Sunday, 4 October 2009
Angus Balbernie: The Lining Of Bees @ The Bluecoat Liverpool 10/10/09
Angus Balbernie: The Lining Of Bees
The Bluecoat
School Lane
Liverpool
10 October 2009
8.00 - 9.30pm
£5
Tickets from The Bluecoat Box Office 0151 702 5324
Angus Balbernie, A Lining of Bees – what the critics said of previous Lowry inspired dance/theatre:
Materials For A Small Winter
“Inspired by the semi-autobiographical writings and rantings of Malcolm Lowry and erotically shaded by the evocation of Rita Hayworth in Gilda, Materials For A Small Winter seemed to physically shimmer and warp in the heat of a boozily recalled Mexico. A simple, striking backdrop of slatted wood presumably corresponded to the author's fisherman's hut in British Columbia, yet resembled nothing so much as the spied through window blinds of classic film noir. Rising late and stumbling from the audience, Clive Andrews' Lowry – crumpling and contorting, intermittently inspired and doubling over with regret – seemed to pass through various stages of lucidity during an intensely personal Day of the Dead. A young femme fatale in an elegant red dress barked questions in Spanish that confused even the fluent amongst the audience and later pleaded with them to pluck out her eyes with a gleaming blade.
“Five female dancers passed at various times across the stage, all but ignoring Lowry and his proffered scribblings, the strums of his ukulele and his more idyllic memories. Instead – seemingly possessed by the raw spirit of Elise Dabrowski's yowled vocalising and mournful double bass – they were sometimes free to move gracefully, other times jerking violently and crushed into a physically demeaning, crawling departure.
“Conceived and devised in just five days by director Angus Balbernie and the cast, Materials For A Small Winter has an intensity and immediacy that render it impossible to wrench your eyes from”.
(Jay Richardson.
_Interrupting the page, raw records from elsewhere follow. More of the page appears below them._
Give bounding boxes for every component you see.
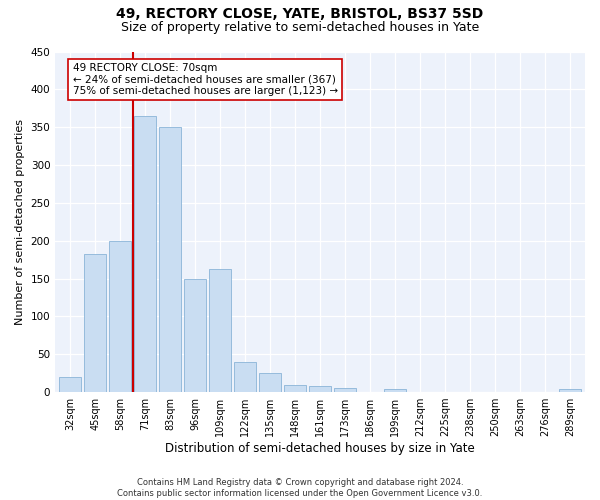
- Bar: [334, 388, 356, 392]
- Bar: [159, 127, 181, 392]
- Bar: [284, 384, 307, 392]
- Bar: [84, 254, 106, 392]
- Y-axis label: Number of semi-detached properties: Number of semi-detached properties: [15, 119, 25, 325]
- Bar: [209, 268, 232, 392]
- Bar: [309, 386, 331, 392]
- Bar: [259, 373, 281, 392]
- Text: Contains HM Land Registry data © Crown copyright and database right 2024.
Contai: Contains HM Land Registry data © Crown c…: [118, 478, 482, 498]
- Text: 49, RECTORY CLOSE, YATE, BRISTOL, BS37 5SD: 49, RECTORY CLOSE, YATE, BRISTOL, BS37 5…: [116, 8, 484, 22]
- Bar: [59, 377, 82, 392]
- Bar: [134, 116, 157, 392]
- Text: Size of property relative to semi-detached houses in Yate: Size of property relative to semi-detach…: [121, 21, 479, 34]
- Bar: [109, 240, 131, 392]
- Bar: [559, 389, 581, 392]
- Bar: [184, 278, 206, 392]
- Bar: [384, 389, 406, 392]
- X-axis label: Distribution of semi-detached houses by size in Yate: Distribution of semi-detached houses by …: [165, 442, 475, 455]
- Bar: [234, 362, 256, 392]
- Text: 49 RECTORY CLOSE: 70sqm
← 24% of semi-detached houses are smaller (367)
75% of s: 49 RECTORY CLOSE: 70sqm ← 24% of semi-de…: [73, 63, 338, 96]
The Scotsman. Scotland)
“’Intensive’ hardly encompasses the processes set in motion by Angus Balbernie - his Materials for a Small Winter was made from "zero to finish" in five days. Taking impetus from the life and writings of Malcolm Lowry, and with nods in the direction of Rita Hayworth's performance in the film Gilda, the piece had a discomfitting, raw energy that - like the vocalisings of double bassist Elise Dabrowski - yowled and jittered with the madness and sadness of Lowry's various booze-altered states.
“A dividing stretch of slatted wood created separate realms while the cast of seven threw caution to the wind, seized on Balbernie's mix of text and movement and delivered up one of those radical onslaughts that leave you feeling sand-bagged, unlikely to forget it, and amazed at what five days can produce”.
(Mary Brennan, The Herald.)
“It is an atmospheric 80 minutes of beautifully choreographed theatre designed to give its audience a weird but tempting insight into the brilliant mind of alcoholic novelist Malcolm Lowry...the characters combine mesmerising physical theatre with the equally off-the-wall words of the novelist’s literature.”
(Rebecca Gilbert. Bristol Evening Post.)
“Malcolm doesn’t understand borders ...of any kind”, declares one of the characters in Angus Balbernie’s take on the life and work of alcoholic author Malcolm Lowry. It’s a phrase that applies equally to this work, which ignores all performer/audience, dance/theatre, reality/fantasy boundaries. Brilliantly conceived and executed, this dance-theatre was a dream to look at, stimulating throughout, and both perplexing and engaging in turns.”